Once more the box is shaken; once more the oracular bamboo protrudes.
'Kyo!' laughs Akira. 'Evil will befall us. The number is sixty-and-
four.'
He returns the box to a priest, and receives three mysterious papers,
numbered with numbers corresponding to the numbers of the bamboo slips.
These little bamboo slips, or divining-sticks, are called mikuji.

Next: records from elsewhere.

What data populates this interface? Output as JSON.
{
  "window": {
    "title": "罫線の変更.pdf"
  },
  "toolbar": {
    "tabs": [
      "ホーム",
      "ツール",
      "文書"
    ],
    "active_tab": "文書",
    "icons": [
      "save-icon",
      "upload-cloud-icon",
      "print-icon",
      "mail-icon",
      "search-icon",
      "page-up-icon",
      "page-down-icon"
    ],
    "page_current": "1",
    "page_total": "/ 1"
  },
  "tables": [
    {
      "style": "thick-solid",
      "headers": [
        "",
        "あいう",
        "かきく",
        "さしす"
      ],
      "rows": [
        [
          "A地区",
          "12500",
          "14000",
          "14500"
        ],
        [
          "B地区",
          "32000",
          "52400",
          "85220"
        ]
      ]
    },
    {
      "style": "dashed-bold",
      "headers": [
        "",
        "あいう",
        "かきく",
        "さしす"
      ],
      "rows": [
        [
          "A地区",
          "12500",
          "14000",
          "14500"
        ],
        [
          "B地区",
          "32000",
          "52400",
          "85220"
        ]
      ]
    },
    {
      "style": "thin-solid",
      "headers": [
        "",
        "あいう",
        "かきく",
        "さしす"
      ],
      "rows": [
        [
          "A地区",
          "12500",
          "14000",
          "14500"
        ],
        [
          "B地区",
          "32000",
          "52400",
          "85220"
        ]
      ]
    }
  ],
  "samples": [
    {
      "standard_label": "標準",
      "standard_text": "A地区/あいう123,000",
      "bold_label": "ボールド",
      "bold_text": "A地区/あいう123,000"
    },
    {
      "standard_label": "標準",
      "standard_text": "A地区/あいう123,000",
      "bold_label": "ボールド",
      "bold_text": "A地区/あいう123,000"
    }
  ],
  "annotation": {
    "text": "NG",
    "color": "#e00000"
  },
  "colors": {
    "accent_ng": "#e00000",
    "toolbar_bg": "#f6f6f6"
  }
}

This, as translated by Akira, is the substance of the text of the paper
numbered fifty-and-one:
'He who draweth forth this mikuji, let him live according to the
heavenly law and worship Kwannon. If his trouble be a sickness, it shall
pass from him. If he have lost aught, it shall be found. If he have a
suit at law, he shall gain. If he love a woman, he shall surely win her
-though he should have to wait. And many happinesses will come to him.'
The dai-kitsu paper reads almost similarly, with the sole differences
that, instead of Kwannon, the deities of wealth and prosperity—
Daikoku, Bishamon, and Benten—are to be worshipped, and that the
fortunate man will not have to wait at all for the woman loved. But the
kyo paper reads thus:
'He who draweth forth this mikuji, it will be well for him to obey the
heavenly law and to worship Kwannon the Merciful. If he have any
sickness, even much more sick he shall become. If he have lost aught, it
shall never be found. If he have a suit at law, he shall never gain it.
If he love a woman, let him have no more expectation of winning her.
Only by the most diligent piety can he hope to escape the most frightful
calamities. And there shall be no felicity in his portion.'
'All the same, we are fortunate,' declares Akira. 'Twice out of three
times we have found luck. Now we will go to see another statue of
Buddha.' And he guides me, through many curious streets, to the
southern verge of the city.
Before us rises a hill, with a broad flight of stone steps sloping to
its summit, between foliage of cedars and maples. We climb; and I see
above me the Lions of Buddha waiting—the male yawning menace, the
female with mouth closed. Passing between them, we enter a large temple
court, at whose farther end rises another wooded eminence.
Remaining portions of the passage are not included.